The Chicago Sun-Times has a stirring story about a resident of Park Forest’s Victory Centre who recently received an apology from the United States Army over his wrongful conviction in connection with the 1944 death of Italian POW Guglielmo Olivotto.
According to the Sun-Times report:
[Roy Montgomery] was just 23, fresh from Army basic training and stationed at Fort Lawton in Seattle. The next day, he would be sent to New Guinea as part of a crew loading and unloading ships.
Dusk had set in when a soldier rushed into Montgomery’s barracks with the news that an Italian prisoner of war punched out a black serviceman. Reinforcements were needed. A fight was brewing.
Montgomery ran from his quarters and into chaos.
Hundreds of men were throwing punches and swinging sticks. Others were running for cover or trying to keep the peace.
"It was a free-for-all," Montgomery recalled recently from his Park Forest home at the Victory Centre for senior citizens. "It was out of control."
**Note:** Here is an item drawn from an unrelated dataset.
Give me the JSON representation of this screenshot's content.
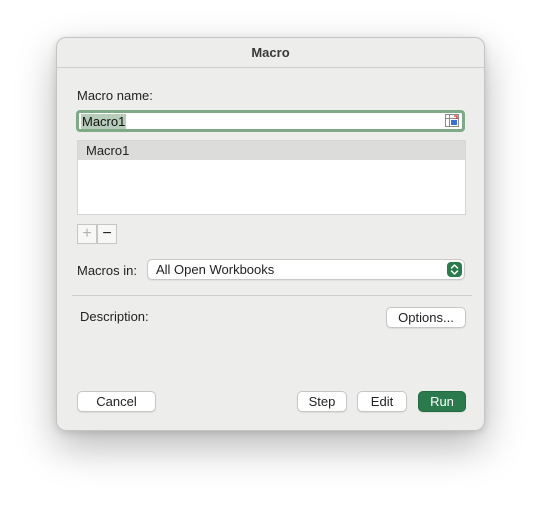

The rioting lasted for almost an hour. When it was over, one of the POWs, Guglielmo Olivotto, was found hanged.
What followed was an incredible miscarriage of justice:
Forty-three men were charged in connection with Olivotto’s death. Twenty-eight of them were convicted.
All of them were black.
Montgomery was convicted of first-degree rioting. He was sent to Turlock, Calif., to an Army prison that once served as a Japanese-American internment camp. and released in 1947, according to the report.
Only last year were apologies made and convictions overturned:
Under pressure from Congress after the release of Hamann’s book, the Army overturned the convictions on Oct. 26.
Apologies were issued to the families at a July 27 ceremony in Seattle.
Montgomery chose not attend.
"I’m sick of it," he said.
In January, he applied for back pay due from the Army – a check that would have totaled about $700. The application was rejected, with the Army contending it did not have Montgomery’s complete service records. He is appealing the decision.
This is an incredibly miscarriage of justice. Montgomery is now 87.